When the parties reached a settlement, there were several defense motions ripe for consideration: a motion for partial summary judgment seeking dismissal of the Association’s claims for breach of fiduciary duty, fraudulent concealment, misrepresentation and breach of contract (Dkt. No. 197) and (2) a defense motion to dismiss or, in the alternative, to exclude the Association’s experts for their failure to make proper disclosures under Fed. R.Civ.P. 26(a)(2)(B). (Dkt. No. 232.) Again, the Court is not going to rule on these motions in this Order, but there was substance to them and they presented a real challenge to the Plaintiffs case.

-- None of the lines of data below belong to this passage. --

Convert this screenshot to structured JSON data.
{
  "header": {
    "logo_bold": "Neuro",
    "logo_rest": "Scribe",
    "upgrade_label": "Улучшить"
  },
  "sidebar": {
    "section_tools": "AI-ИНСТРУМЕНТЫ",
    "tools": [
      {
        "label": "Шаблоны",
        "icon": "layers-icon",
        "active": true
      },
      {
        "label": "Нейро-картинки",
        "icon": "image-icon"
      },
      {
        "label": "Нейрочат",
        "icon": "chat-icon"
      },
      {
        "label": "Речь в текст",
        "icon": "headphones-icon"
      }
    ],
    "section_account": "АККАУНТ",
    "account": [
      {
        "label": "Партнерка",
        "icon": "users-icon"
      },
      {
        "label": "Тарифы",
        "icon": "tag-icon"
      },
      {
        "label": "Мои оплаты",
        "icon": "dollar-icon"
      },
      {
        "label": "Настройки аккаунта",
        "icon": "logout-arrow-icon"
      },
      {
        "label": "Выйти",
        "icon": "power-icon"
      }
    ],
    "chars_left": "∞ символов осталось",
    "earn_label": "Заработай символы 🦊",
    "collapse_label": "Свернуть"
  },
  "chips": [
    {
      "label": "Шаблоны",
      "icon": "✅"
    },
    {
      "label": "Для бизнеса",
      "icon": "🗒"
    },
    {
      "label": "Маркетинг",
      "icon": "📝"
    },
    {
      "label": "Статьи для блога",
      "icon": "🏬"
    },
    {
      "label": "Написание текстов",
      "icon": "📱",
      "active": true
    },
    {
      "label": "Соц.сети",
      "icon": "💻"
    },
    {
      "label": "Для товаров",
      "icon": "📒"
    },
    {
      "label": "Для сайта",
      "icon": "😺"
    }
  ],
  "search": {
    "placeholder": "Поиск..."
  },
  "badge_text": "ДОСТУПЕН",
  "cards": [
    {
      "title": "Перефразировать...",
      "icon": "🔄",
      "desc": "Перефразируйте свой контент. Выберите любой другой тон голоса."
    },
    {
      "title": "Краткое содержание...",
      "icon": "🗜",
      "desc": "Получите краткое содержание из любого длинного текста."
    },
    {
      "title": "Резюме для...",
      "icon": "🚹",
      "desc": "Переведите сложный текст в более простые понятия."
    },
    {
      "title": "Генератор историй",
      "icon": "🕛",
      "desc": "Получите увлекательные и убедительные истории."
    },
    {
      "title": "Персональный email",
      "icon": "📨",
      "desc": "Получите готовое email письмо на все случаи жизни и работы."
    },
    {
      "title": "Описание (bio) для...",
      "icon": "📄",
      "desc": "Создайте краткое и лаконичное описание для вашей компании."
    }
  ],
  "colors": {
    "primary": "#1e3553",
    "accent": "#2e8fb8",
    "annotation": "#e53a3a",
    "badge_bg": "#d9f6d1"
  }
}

E. Defendant’s ability to pay

Toward the end of the mediation process, the mediator determined that the *1303Defendants had no significant assets and could not have paid a judgment themselves. (Dkt. No. 269 Ex. D.) The Association states, without any real support, that this factor weighs in favor of a determination that the settlement was reasonable. Farmers insists that this factor is a strong indication of unreasonableness. Farmers has the better of the argument. Washington case law recognizes that “the reasonableness of a settlement with an insured who is not personally liable for a settlement is open to question because the insured will have no incentive to minimize the amount.” Werlinger v. Warner, 126 Wash.App. 342, 109 P.3d 22, 27 (2005) (citing Besel v. Viking Ins. Co., 146 Wash.2d 730, 49 P.3d 887, 891 (2002)). In Werlinger, the court went on to note that the strength of the plaintiffs case against the defendant was “not relevant in view of the fact that not a penny could ever be collected from [defendant] personally.” Id. at 27. This is persuasive reasoning. It is difficult to imagine that Defendants in this case obtained the best possible settlement when they had no apparent incentive to do so. The final settlement amount must be discounted to reflect that reality.

F. Other Factors

After carefully considering the parties’ briefing, the Court is not convinced that the remaining Chaussee factors are significant enough to warrant inclusion in the Court’s reasonableness determination.

III. CONCLUSION

Plaintiffs motion for a determination that the settlement was reasonable is DENIED. (Dkt. No. 264.) The Association’s revised total damages are $4,270,057. Taking into account weaknesses in the Association’s arguments, evidentiary problems with the Association’s case, and the Directors’ inability to pay, the Court finds that a reasonable reduction would have been 55%. This results in a settlement value of $1,921,525.70.

Of that amount, the Court finds that $300,000 should be apportioned to the claim for breach of fiduciary duty.

. The Court agrees with the Association that the WCA creates a cause of action for their claims and provides for attorney fees. RCW 64.34.100(2) & .455.